Miguel olhou profundamente nos olhos de Mariana, mas era como em todas as outras vezes. Conseguia perceber o vazio que cada movimento nervoso daquele olhar transmitia. Conseguia ler com clareza as palavras ocultas por trás de cada desvio de olhar. Conseguia cronometrar com precisão de centésimos o quanto tempo além da sinceridade ela lhe exibia seus cada vez mais raros sorrisos. Como em todas as outras vezes, Miguel sentia-se como o típico perdedor, aquele estereótipo cartunesco da primeira metade do século XX. Nu, apenas com um simbólico barril de madeira em torno do corpo, enquanto Mariana sentada em alguma mesa igualmente simbólica contava os valores ganhos no jogo.

Dentre as alas que desfilavam na melancólica parada das lembranças, havia a do sorriso fácil. O sorriso que hoje vinha em escasso racionamento, há pouco tempo atrás fluía daqueles lábios com facilidade quase indecente. Outra ala vinha orgulhosamente representando os olhares e suspiros, os entendimentos sem palavra alguma que fizeram com que Miguel jogasse anos de um bem construído ceticismo no lixo e acreditasse em telepatia, predestinação e vidas passadas. Como em todas as outras vezes, Miguel sentia-se curvar sob o peso do próprio tempo, sob a enormidade daqueles outrora parcos seis meses, agora convertidos em seis milênios, seis mil toneladas, seis milhões de anos-luz.

Bastaram algumas palavras de Mariana. Algumas palavras, uma ou outra atitude, um ou outro olhar desviado. Como em todas as outras vezes, Miguel ignorou seu hipotálamo a avisar-lhe que aquele “eu te amo” veio estranhamente cedo. Como em todas as outras vezes, colocou todas as suas fichas em jogo. Como em todas as outras vezes, não fez um backup externo de seus valiosos sentimentos. E Mariana, alheia a isso tudo simplesmente jogou seu jogo. De uma declaração de amor a um não-sei-estou-tão-confusa, flutuou com a leveza mortal de uma espada samurai, afiada o suficiente para cortar uma peça de seda em pleno ar. Como em todas as outras vezes, Miguel não percebia o menor tom de arrependimento, ou de consternação vindo do lado de lá. Talvez o que mais fazia com que se sentisse ferido fosse essa indiferença extrema, essa frieza que Mariana transmitia em cada movimento agora. Era como se a cada olhar desviado, a cada gesto nervoso, seu ser inteiro afirmasse categoricamente para o esmagado Miguel: Não há nada que eu possa fazer por você.

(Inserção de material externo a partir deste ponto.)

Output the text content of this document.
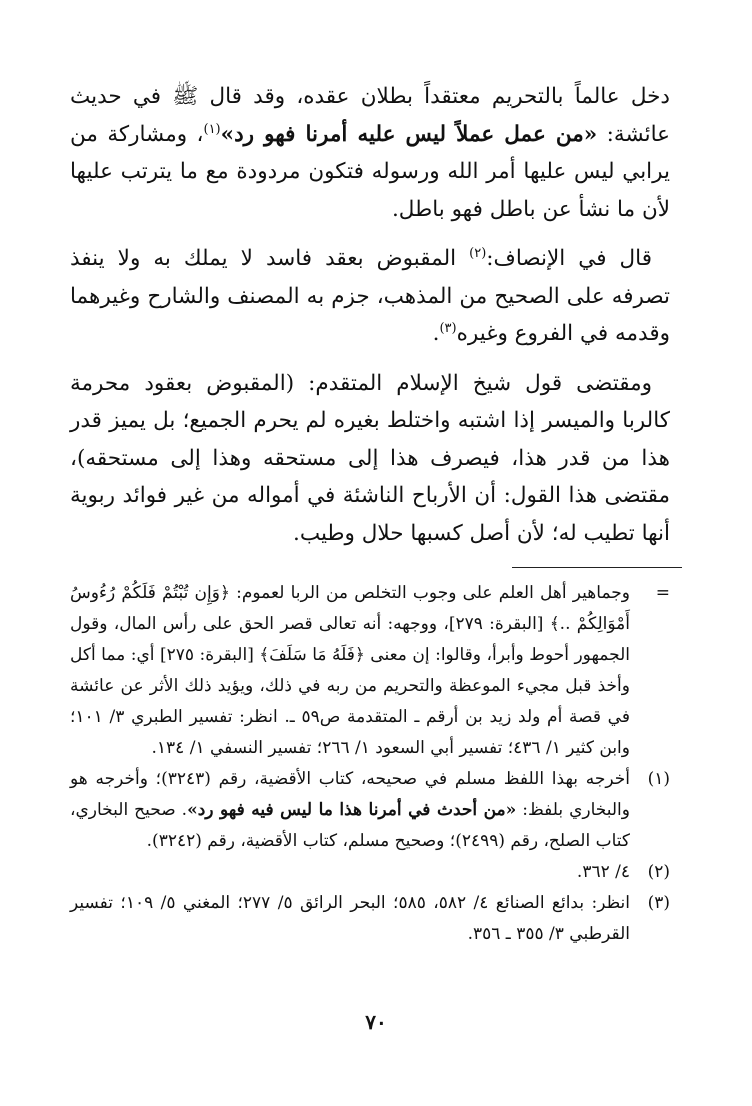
دخل عالماً بالتحريم معتقداً بطلان عقده، وقد قال ﷺ في حديث عائشة: «من عمل عملاً ليس عليه أمرنا فهو رد»$^{(١)}$، ومشاركة من يرابي ليس عليها أمر الله ورسوله فتكون مردودة مع ما يترتب عليها لأن ما نشأ عن باطل فهو باطل.

قال في الإنصاف:$^{(٢)}$ المقبوض بعقد فاسد لا يملك به ولا ينفذ تصرفه على الصحيح من المذهب، جزم به المصنف والشارح وغيرهما وقدمه في الفروع وغيره$^{(٣)}$.

ومقتضى قول شيخ الإسلام المتقدم: (المقبوض بعقود محرمة كالربا والميسر إذا اشتبه واختلط بغيره لم يحرم الجميع؛ بل يميز قدر هذا من قدر هذا، فيصرف هذا إلى مستحقه وهذا إلى مستحقه)، مقتضى هذا القول: أن الأرباح الناشئة في أمواله من غير فوائد ربوية أنها تطيب له؛ لأن أصل كسبها حلال وطيب.

=
وجماهير أهل العلم على وجوب التخلص من الربا لعموم: ﴿وَإِن تُبْتُمْ فَلَكُمْ رُءُوسُ أَمْوَالِكُمْ ..﴾ [البقرة: ٢٧٩]، ووجهه: أنه تعالى قصر الحق على رأس المال، وقول الجمهور أحوط وأبرأ، وقالوا: إن معنى ﴿فَلَهُ مَا سَلَفَ﴾ [البقرة: ٢٧٥] أي: مما أكل وأخذ قبل مجيء الموعظة والتحريم من ربه في ذلك، ويؤيد ذلك الأثر عن عائشة في قصة أم ولد زيد بن أرقم ـ المتقدمة ص٥٩ ـ. انظر: تفسير الطبري ٣/ ١٠١؛ وابن كثير ١/ ٤٣٦؛ تفسير أبي السعود ١/ ٢٦٦؛ تفسير النسفي ١/ ١٣٤.
(١)
أخرجه بهذا اللفظ مسلم في صحيحه، كتاب الأقضية، رقم (٣٢٤٣)؛ وأخرجه هو والبخاري بلفظ: «من أحدث في أمرنا هذا ما ليس فيه فهو رد». صحيح البخاري، كتاب الصلح، رقم (٢٤٩٩)؛ وصحيح مسلم، كتاب الأقضية، رقم (٣٢٤٢).
(٢)
٤/ ٣٦٢.
(٣)
انظر: بدائع الصنائع ٤/ ٥٨٢، ٥٨٥؛ البحر الرائق ٥/ ٢٧٧؛ المغني ٥/ ١٠٩؛ تفسير القرطبي ٣/ ٣٥٥ ـ ٣٥٦.
٧٠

Como em todas as outras vezes, Miguel entoou a liturgia de seu desamor. Desde as clássicas perguntas sobre suas chances futuras, até o humilhante ato de contrição de esperar pela possibilidade de uma amizade improvável. Como em todas as outras vezes, ele se odiou mais um pouco por querer tanto e conquistar tão pouco. Como em todas as outras vezes, Miguel chorou amaldiçoando-se mil vezes e ao seu eterno retorno, a cada lágrima derramada. Como em todas as outras vezes, Miguel prometeu a si mesmo que não faria igual da próxima vez. E como em todas as outras vezes, fracassou e se tornou nada mais que matéria prima para canções baratas de uma banda indie qualquer.